La Grecia non è un Paese commissariato dalla “Troika”, è una nazione sottoposta a quella pulizia etnica di non lontana memoria in quelle terre oltre l’Adriatico, e gli artefici di questa pulizia non sono le milizie serbe, croate o bosniache, sono, invece, dei signori in giacca e cravatta che siedono ai vertici della finanza e che, da Bruxelles, decidono cosa imporre a quei governi a sovranità limitata. Questi padroni delle vite e delle anime, a loro volta, sono stati convinti dalle banche internazionali a sostenere il sistema, soccorrendo gli istituti prossimi al fallimento, anche se questi non rappresentavano, per dimensioni, un serio pericolo per l’economia continentale. Tutto questo è pesato sui bilanci, aggravando una situazione già compromessa, dunque, sempre sotto la spinta della triplice finanziaria i governi dell’Europa mediterranea hanno cominciato una vera e propria guerra contro i loro cittadini, reclamando una severa austerità, quasi i buchi di bilancio fossero determinati da un eccessivo dispendio per mantenere l’impalcatura delle garanzie sociali.

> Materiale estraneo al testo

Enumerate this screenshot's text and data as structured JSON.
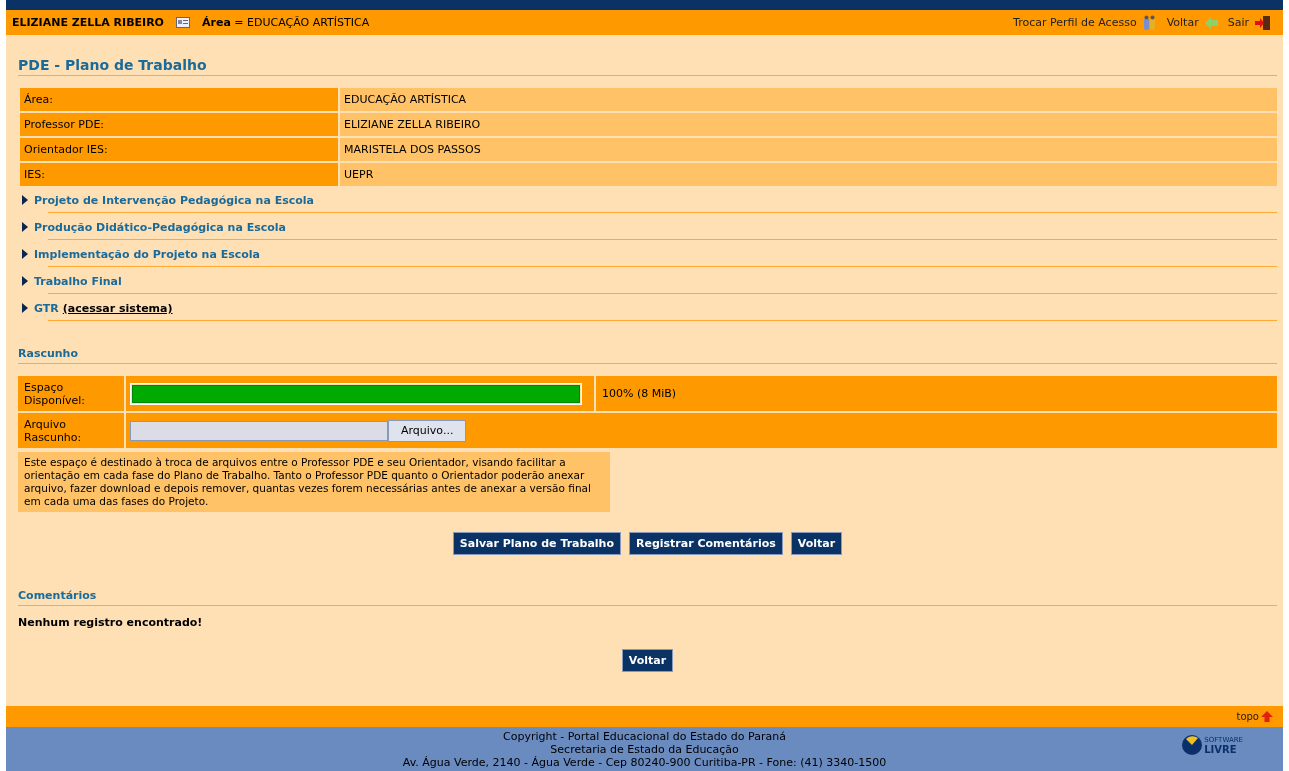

Su questa pressione, o meglio, diktat sotto il nome di “Trattato di stabilità”, con l’approvazione a maggioranza, senza alcuna discussione o riflessione, del nostro Parlamento, si è accettato un patto di sicura rovina, per noi e per le future generazioni. Nessuno degli addetti ai lavori ha voluto o potuto ricordare quel “Memorandum” sottoscritto dal Governo Ellenico, dove addirittura vengono stabilite le razioni alimentari per l’infanzia e le riduzioni di salario, intorno al 32%, da imporre nei contratti nazionali di lavoro. Insomma si è ratificata una carta di stabilità congegnata da Bruxelles, come un infallibile rimedio, per superare la stasi economica: al contrario, queste misure imposte ed accettate da una categoria di tecnici miopi e da una classe politica inesistente, hanno prodotto una recessione di incalcolabile gravità.
Soltanto gli illusi e gli animi semplici, i ridanciani ascoltatori delle barzellette di ieri e dei sogni visionari di oggi, possono credere alla rapida conclusione di questa crisi. Il “Colpo di Stato” c’è, è già stato effettuato, nell’ignavia più assoluta dei responsabili politici ed economici: il diktat che strangola l’Italia, imposto dalla “Troika finanziartedesca” prevede, allo scopo di ridurre il debito pubblico in vent’anni, un salasso fiscale di cinquanta miliardi di euro l’anno, ripetiamolo, per vent’anni. Qualora si riuscisse a far fronte a quanto sottoscritto, la miseria insanabile, scaturita da questa decisione, farà impallidire il ricordo delle miserie dell’ultimo conflitto mondiale.
Un referendum, lo dichiara il sociologo Gallino in una recente intervista al quotidiano “La Repubblica”, sarebbe stato necessario per decidere un impegno di questa portata. Ma il colpo di stato, una volta compiuto, non ha bisogno di popolari ratifiche. Anche questo voleva l’Europa?